More curious about having my own indoor bathroom than a television, I tiptoed in there first. Nothing had prepared me for what met my eyes. Clean white tiles on the floor, a marbled sink, a blow-dryer, a stack of sweet-smelling towels, and fancy
soap. The washrags were folded like fans, and there were free miniature bottles of shampoo and conditioner.
To say this felt like paradise would not be an exaggeration. Turning around and around until I got drunk with my good fortune, I collapsed and fell flat onto the closest bed, laughing like a maniac, some pathetic yokel finding out she’d won the lottery.

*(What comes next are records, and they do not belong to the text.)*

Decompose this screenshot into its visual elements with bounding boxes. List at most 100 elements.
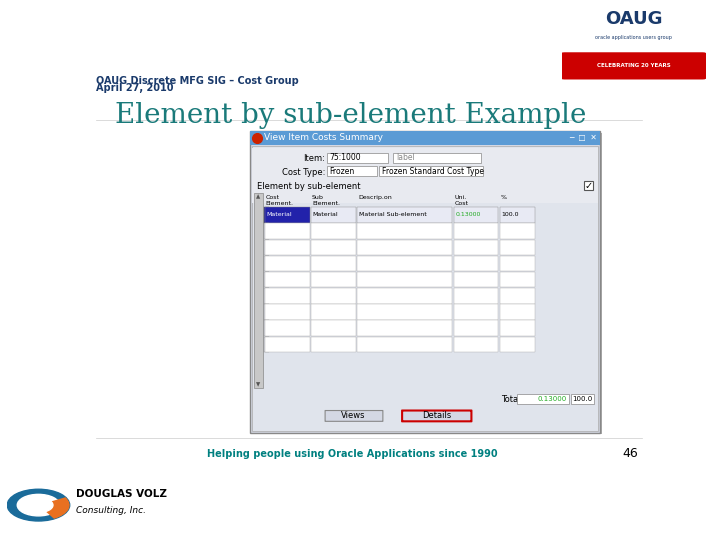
Bar [311, 272, 356, 287]
Text: 46: 46 [623, 447, 639, 460]
Bar [264, 272, 269, 287]
Bar [500, 240, 536, 255]
Bar [379, 166, 483, 177]
Text: 0.13000: 0.13000 [538, 396, 567, 402]
Text: ▲: ▲ [256, 194, 260, 199]
Bar [500, 320, 536, 336]
Circle shape [7, 489, 70, 521]
Bar [357, 272, 452, 287]
Text: Helping people using Oracle Applications since 1990: Helping people using Oracle Applications… [207, 449, 498, 458]
Bar [252, 146, 598, 430]
Bar [454, 240, 498, 255]
Text: %: % [500, 195, 507, 200]
Bar [357, 240, 452, 255]
Text: Material: Material [312, 212, 338, 218]
Text: View Item Costs Summary: View Item Costs Summary [264, 133, 382, 143]
Bar [265, 240, 310, 255]
Bar [454, 256, 498, 271]
Bar [311, 256, 356, 271]
Text: DOUGLAS VOLZ: DOUGLAS VOLZ [76, 489, 167, 499]
Text: Uni.
Cost: Uni. Cost [454, 195, 469, 206]
Bar [500, 224, 536, 239]
Bar [265, 336, 310, 352]
Text: Material: Material [266, 212, 292, 218]
Wedge shape [38, 497, 70, 519]
Text: label: label [396, 153, 415, 163]
Text: 100.0: 100.0 [572, 396, 593, 402]
Bar [571, 394, 594, 403]
Bar [311, 288, 356, 303]
Text: Cost Type:: Cost Type: [282, 168, 325, 177]
Bar [265, 320, 310, 336]
Bar [500, 256, 536, 271]
Bar [500, 272, 536, 287]
Text: ✓: ✓ [585, 181, 593, 191]
Bar [264, 207, 269, 222]
Text: oracle applications users group: oracle applications users group [595, 35, 672, 39]
Bar [311, 207, 356, 222]
Bar [265, 207, 310, 222]
Bar [357, 224, 452, 239]
Bar [517, 394, 570, 403]
Text: 0.13000: 0.13000 [455, 212, 481, 218]
Bar [265, 224, 310, 239]
Bar [500, 207, 536, 222]
Text: 100.0: 100.0 [501, 212, 519, 218]
Circle shape [17, 494, 60, 516]
Bar [250, 131, 600, 145]
Bar [357, 304, 452, 320]
Text: Consulting, Inc.: Consulting, Inc. [76, 507, 146, 515]
Text: Total: Total [501, 395, 521, 404]
Bar [357, 288, 452, 303]
Text: Descrip.on: Descrip.on [359, 195, 392, 200]
Text: April 27, 2010: April 27, 2010 [96, 83, 173, 93]
Text: Element by sub-element Example: Element by sub-element Example [115, 102, 586, 129]
Bar [311, 224, 356, 239]
Text: OAUG Discrete MFG SIG – Cost Group: OAUG Discrete MFG SIG – Cost Group [96, 76, 298, 85]
Bar [500, 288, 536, 303]
Bar [357, 320, 452, 336]
Bar [253, 193, 263, 388]
Text: Material Sub-element: Material Sub-element [359, 212, 427, 218]
Bar [311, 320, 356, 336]
Bar [252, 148, 598, 204]
Bar [264, 336, 269, 352]
Bar [264, 224, 269, 239]
Bar [327, 166, 377, 177]
Bar [251, 132, 601, 434]
Text: ─  □  ✕: ─ □ ✕ [570, 133, 597, 143]
Bar [264, 256, 269, 271]
Bar [584, 181, 593, 190]
Text: ▼: ▼ [256, 382, 260, 387]
Bar [454, 207, 498, 222]
Text: Views: Views [341, 411, 366, 421]
Text: 75:1000: 75:1000 [329, 153, 361, 163]
Bar [265, 272, 310, 287]
Bar [265, 256, 310, 271]
Bar [264, 240, 269, 255]
Bar [265, 304, 310, 320]
Bar [311, 336, 356, 352]
Bar [454, 288, 498, 303]
Bar [454, 272, 498, 287]
FancyBboxPatch shape [402, 410, 472, 421]
Bar [500, 336, 536, 352]
Bar [393, 153, 482, 163]
Bar [250, 131, 600, 433]
Bar [264, 304, 269, 320]
Bar [265, 288, 310, 303]
Bar [357, 256, 452, 271]
Text: Details: Details [422, 411, 451, 421]
Bar [311, 240, 356, 255]
Circle shape [24, 498, 53, 512]
Bar [357, 207, 452, 222]
Text: CELEBRATING 20 YEARS: CELEBRATING 20 YEARS [597, 63, 670, 69]
Bar [454, 304, 498, 320]
Bar [311, 304, 356, 320]
Text: Frozen: Frozen [329, 167, 354, 177]
Bar [357, 336, 452, 352]
FancyBboxPatch shape [325, 410, 383, 421]
Text: Frozen Standard Cost Type: Frozen Standard Cost Type [382, 167, 484, 177]
Bar [264, 288, 269, 303]
FancyBboxPatch shape [560, 52, 707, 79]
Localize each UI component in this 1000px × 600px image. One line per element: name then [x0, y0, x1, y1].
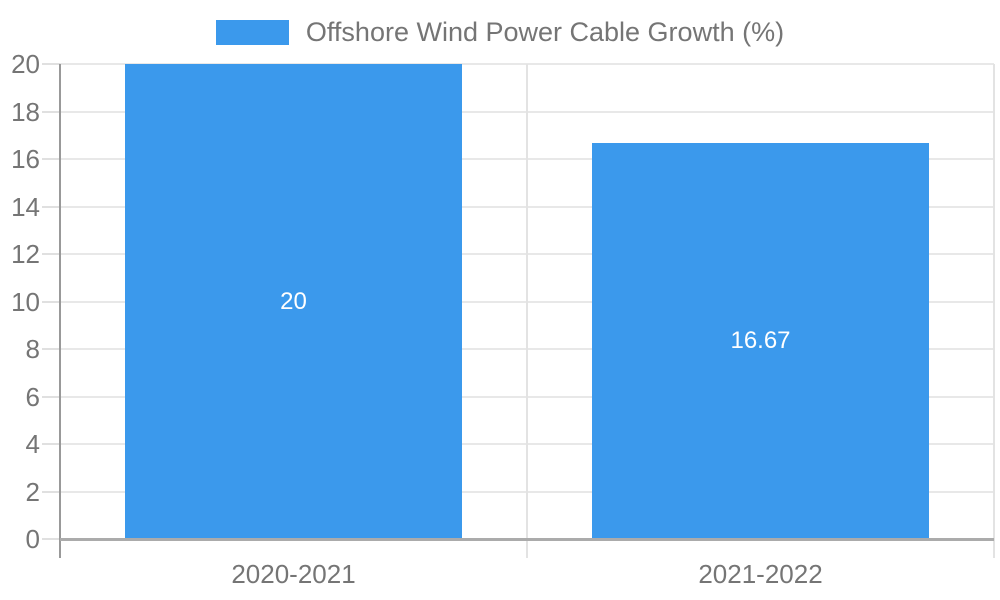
x-tick-label: 2020-2021 [231, 559, 356, 589]
y-tick-label: 4 [25, 429, 40, 459]
bar [125, 64, 462, 539]
y-tick-mark [42, 205, 60, 208]
y-tick-mark [42, 443, 60, 445]
y-tick-label: 2 [25, 476, 40, 507]
y-tick-label: 20 [11, 49, 40, 79]
chart-legend: Offshore Wind Power Cable Growth (%) [0, 19, 1000, 46]
y-tick-label: 8 [25, 334, 40, 364]
bar-value-label: 16.67 [730, 327, 791, 355]
y-tick-mark [42, 63, 60, 65]
y-tick-mark [42, 158, 60, 160]
y-tick-mark [42, 300, 60, 303]
bar [592, 143, 929, 539]
y-tick-mark [42, 395, 60, 398]
y-tick-label: 18 [11, 96, 40, 127]
y-tick-label: 14 [11, 191, 40, 222]
y-tick-mark [42, 110, 60, 113]
y-tick-label: 0 [25, 524, 40, 554]
legend-label: Offshore Wind Power Cable Growth (%) [305, 17, 785, 47]
y-axis-line [59, 64, 61, 558]
y-tick-mark [42, 490, 60, 493]
y-tick-label: 16 [11, 144, 40, 174]
y-tick-label: 6 [25, 381, 40, 412]
category-separator [993, 64, 995, 558]
y-tick-label: 12 [11, 239, 40, 269]
y-tick-mark [42, 253, 60, 255]
x-tick-label: 2021-2022 [698, 559, 823, 589]
bar-value-label: 20 [280, 287, 307, 315]
y-tick-label: 10 [11, 286, 40, 317]
legend-swatch [215, 20, 289, 45]
category-separator [526, 64, 528, 558]
y-tick-mark [42, 538, 60, 540]
y-tick-mark [42, 348, 60, 350]
x-axis-baseline [60, 538, 994, 541]
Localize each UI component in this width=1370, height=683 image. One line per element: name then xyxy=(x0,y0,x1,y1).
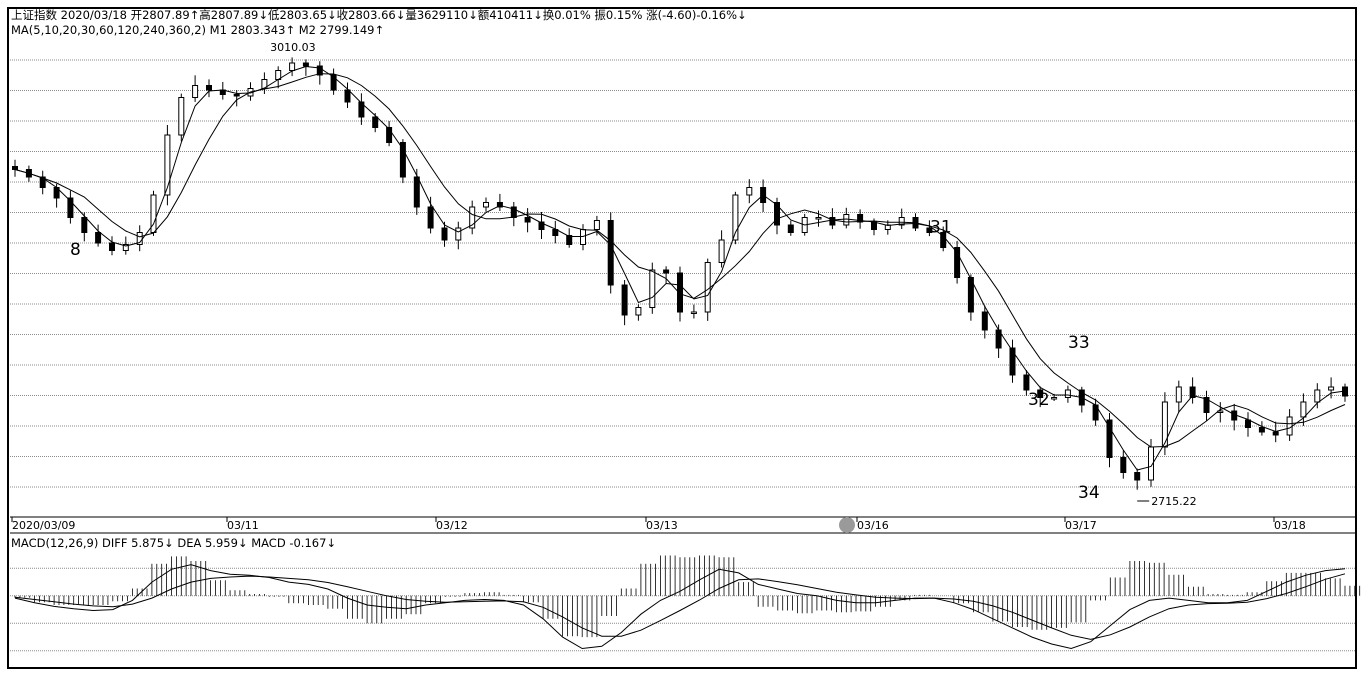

Although bone-tired on account of being so journey-proud that I hadn’t been able to sleep a wink in forty-eight hours, I couldn’t fathom closing my eyes. I hadn’t eaten in as long either, except for some pork rinds and a Pepsi on the ride. But I was like someone possessed: hungry only for the feel of Nashville, thirsty only for the way she looked. I promised myself for the hundredth time I would not think about my mother and the fact I’d left no note. I told myself I’d eat some real food and get sleep later, after I’d explored my
new
mother. I took the elevator downstairs to find some maps.